Lots of students still make up The Hip’s male-heavy audience (many born after the band formed in 1983) — as well as former students, now in their middle years, who need a good reason to temporarily cut loose from their work-a-day lives.
On Tuesday night, plenty of fists were pumped in the air, rock fingers raised, and beer-fuelled bravado shown (one out-of-hand fan got chased off the stage and was later escorted out of the Centrium by security).
The Hip played a string of songs from its 1996 Trouble at the Hen House album, including Flamenco, Don’t Wake Daddy, Gift Shop and the massive hit Ahead By A Century.
Although brand-new tunes, including Streets Ahead and We Want to Be It, lack the catchy hooks of The Hip’s older material, the group didn’t skimp on favourites, delivering flat-out renditions of Poets, Courage, My Music At Work, Wheat Kings, At The Hundredth Meridian, Nautical Disaster, and Bobcaygeon. (Downie explained the latter enigmatic song is about a love affair between a boy from the city and a girl from the country, saying “The hour and 15 minute commute causes a dilemma.”)

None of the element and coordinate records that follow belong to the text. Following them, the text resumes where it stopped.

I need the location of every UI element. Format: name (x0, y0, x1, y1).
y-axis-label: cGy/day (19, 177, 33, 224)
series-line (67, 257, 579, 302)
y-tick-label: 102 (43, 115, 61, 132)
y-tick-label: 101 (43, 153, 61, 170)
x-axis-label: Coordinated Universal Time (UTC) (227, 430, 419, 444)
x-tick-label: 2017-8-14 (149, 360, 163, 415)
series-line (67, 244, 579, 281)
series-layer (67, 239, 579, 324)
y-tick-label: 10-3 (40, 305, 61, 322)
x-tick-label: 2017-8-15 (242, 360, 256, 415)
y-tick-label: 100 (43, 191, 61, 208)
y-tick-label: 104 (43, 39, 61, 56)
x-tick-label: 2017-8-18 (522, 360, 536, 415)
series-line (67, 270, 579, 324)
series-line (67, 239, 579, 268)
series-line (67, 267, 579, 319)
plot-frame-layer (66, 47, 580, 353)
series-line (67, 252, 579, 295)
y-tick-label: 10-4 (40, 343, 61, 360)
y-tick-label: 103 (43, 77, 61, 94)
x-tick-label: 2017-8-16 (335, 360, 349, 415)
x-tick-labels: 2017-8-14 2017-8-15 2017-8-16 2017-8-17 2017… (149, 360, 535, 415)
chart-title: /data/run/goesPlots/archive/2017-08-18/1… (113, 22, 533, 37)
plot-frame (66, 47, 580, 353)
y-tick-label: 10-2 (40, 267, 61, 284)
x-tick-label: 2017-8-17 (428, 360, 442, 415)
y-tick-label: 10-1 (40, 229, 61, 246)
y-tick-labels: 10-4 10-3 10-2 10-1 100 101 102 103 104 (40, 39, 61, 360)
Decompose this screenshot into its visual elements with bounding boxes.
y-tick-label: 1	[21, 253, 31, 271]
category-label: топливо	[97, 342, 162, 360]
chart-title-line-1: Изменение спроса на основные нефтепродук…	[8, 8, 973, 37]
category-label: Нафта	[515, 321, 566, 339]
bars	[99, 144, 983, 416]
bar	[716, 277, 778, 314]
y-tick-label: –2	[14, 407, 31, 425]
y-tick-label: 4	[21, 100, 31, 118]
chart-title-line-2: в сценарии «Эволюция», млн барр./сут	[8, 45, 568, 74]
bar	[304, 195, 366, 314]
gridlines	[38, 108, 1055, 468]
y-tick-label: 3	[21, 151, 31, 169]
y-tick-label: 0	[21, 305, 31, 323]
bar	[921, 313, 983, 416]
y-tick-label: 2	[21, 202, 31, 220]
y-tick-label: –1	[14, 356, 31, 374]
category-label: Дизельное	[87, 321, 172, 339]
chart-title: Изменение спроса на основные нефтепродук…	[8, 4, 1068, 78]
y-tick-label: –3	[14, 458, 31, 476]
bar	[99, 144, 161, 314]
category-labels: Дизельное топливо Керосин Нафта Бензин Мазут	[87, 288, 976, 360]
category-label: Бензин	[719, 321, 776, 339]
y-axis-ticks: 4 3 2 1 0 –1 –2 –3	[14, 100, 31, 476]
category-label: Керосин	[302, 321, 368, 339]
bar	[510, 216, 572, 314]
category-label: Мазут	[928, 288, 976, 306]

Even after blowing out his voice about 1 1/2 hours in, the hatted Downie, clad in white shirt and black vest, continued to give it his all, rasping and shouting out his songs for another half an hour.
But then, The Tragically Hip didn’t become one of Canada’s favourite bands by wimping out.
“Thank you music lovers!” said Downie, as he left the stage.
Hey, that goes two ways.
The five-member Hamilton band Arkells got the evening off to an upbeat start with performances of No Champagne Socialist and Whistleblower.